The NGX Main Board Index rose by 34.2 percent from 1,748.37 on the last trading day of 2021 to 2,346.09 on May 31, 2022. It was the second most outstanding index on the NGX.
The NGX MERI Growth Index was the third highest in terms of return which stood at 33.5 percent. This amounted to a gain of N1.22 trillion in its market capitalisation. It is made up of sixteen stocks as components, eleven stocks appreciated while five declined in values.
The NGX AFR Div Yield Index, which has ten stocks as its components, gained by 29.2 percent, as its value moved from 2,559.43 to 3,305.86 during the reference period. Its value appreciated by N685.6 billion. Among the ten stocks, six appreciated while four depreciated.
The NGX Premium Index appreciated by 19.5 percent; NGX Pension Index by 15.6 percent; NGX Growth Index by 12.8 percent; NGX 30 Index, 12.1 percent, and the NGX Consumer Goods Index rose by 10.6 percent. Most of the sectoral indices have the best performing stocks as common components including Dangote Cement, MTN Nigeria, and Seplat.
Five indices increased by a single digit. The NGX Industrial Index increased by 9.3 percent. Its market capitalisation rose by N993.9 billion, driven by substantial gains in Dangote Cement, BUA Cement, and WAPCO.

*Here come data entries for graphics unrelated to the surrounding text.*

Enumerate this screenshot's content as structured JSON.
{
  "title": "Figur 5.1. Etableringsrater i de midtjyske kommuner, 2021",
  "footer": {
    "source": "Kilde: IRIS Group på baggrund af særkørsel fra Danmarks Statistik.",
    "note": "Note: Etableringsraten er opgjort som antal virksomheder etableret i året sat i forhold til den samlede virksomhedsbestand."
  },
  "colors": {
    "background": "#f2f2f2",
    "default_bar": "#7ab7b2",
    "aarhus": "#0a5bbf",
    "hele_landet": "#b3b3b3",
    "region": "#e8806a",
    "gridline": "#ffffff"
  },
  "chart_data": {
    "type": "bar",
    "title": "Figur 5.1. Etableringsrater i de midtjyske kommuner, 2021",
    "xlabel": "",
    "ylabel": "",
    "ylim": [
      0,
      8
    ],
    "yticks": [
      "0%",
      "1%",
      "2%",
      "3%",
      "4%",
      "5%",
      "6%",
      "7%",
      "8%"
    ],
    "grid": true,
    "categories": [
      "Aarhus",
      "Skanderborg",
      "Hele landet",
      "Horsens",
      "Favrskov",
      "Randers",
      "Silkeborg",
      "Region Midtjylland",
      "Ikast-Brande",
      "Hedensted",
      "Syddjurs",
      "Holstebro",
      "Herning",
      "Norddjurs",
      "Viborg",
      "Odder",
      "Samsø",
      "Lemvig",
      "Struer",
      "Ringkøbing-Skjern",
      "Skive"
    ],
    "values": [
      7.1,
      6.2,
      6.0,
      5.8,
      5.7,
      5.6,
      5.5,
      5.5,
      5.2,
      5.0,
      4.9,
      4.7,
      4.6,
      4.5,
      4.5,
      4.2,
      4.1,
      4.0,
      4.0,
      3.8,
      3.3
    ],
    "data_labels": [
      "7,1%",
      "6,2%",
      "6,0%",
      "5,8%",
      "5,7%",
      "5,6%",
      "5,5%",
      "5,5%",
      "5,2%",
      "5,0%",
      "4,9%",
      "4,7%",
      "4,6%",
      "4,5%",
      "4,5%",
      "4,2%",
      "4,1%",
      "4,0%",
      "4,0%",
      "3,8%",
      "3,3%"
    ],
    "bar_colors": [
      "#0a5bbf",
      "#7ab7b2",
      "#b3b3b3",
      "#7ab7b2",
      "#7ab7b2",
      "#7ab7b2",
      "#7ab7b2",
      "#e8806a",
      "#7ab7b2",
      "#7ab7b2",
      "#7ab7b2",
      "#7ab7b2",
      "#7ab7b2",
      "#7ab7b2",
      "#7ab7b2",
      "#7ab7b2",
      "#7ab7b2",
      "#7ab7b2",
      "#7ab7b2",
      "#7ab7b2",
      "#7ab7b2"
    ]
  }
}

On what made the stock market to post this kind of positive performance, a senior economic and investment analyst attributed it to the outlook of the fixed income market at the beginning of the year.
“The fixed income market was not looking attractive at the beginning of the year. That was due to government’s borrowings to fund the 2022 budget which were expected to keep the rates on fixed income instruments low”, Saheed Bashir, CEO, Meristem Securities, said.
Further, the NGX Lotus Islamic Index rose by 8.8 percent; CG Index, 6.4 percent; MERI Value Index, 5.7 percent, and the Banking Index, 4.8 percent.
Notwithstanding, four indices closed southward. These are the NGX Sovereign Bond Index, -0.1 percent; ASeM index, -1.7 percent; AFR Bank Value Index, -4.8 percent, and the Insurance Index, -8.5 percent.
Hike in benchmark interest rate and expected impact on the capital market
Put differently, will these stocks sustain their spectacular performance till year end? Normally, investors rejig their portfolios from time to time to get the best from the market. And that all depends on which of the two markets-money and capital, will offer them the best returns. Thus a change in bellwether indicators such as the benchmark interest rate which could change the course of market returns will warrant reactions from market players.
Therefore, the recent hike in the Monetary Policy Rate(MPR) by the Central Bank of Nigeria(CBN) from 11.5 percent to 13 percent on Tuesday May 24, 2022, might have effect on the nation’s capital market. Analysts’ views are mixed.
“Movement in benchmark rate means a lot to the economy. But for now, we have not seen much reaction, and this may be due to transmission mechanism which is not usually perfect”, Bashir said.
Another analyst is of the view that the CBN’s target for hiking the rate was to protect investors from exiting their naira assets.
“Our outlook for the market after the hike is that the market sentiment will still be strong. This does not rule out fluctuations here and there, but we expect the equity market to close positively by year end”, Gbemisola said.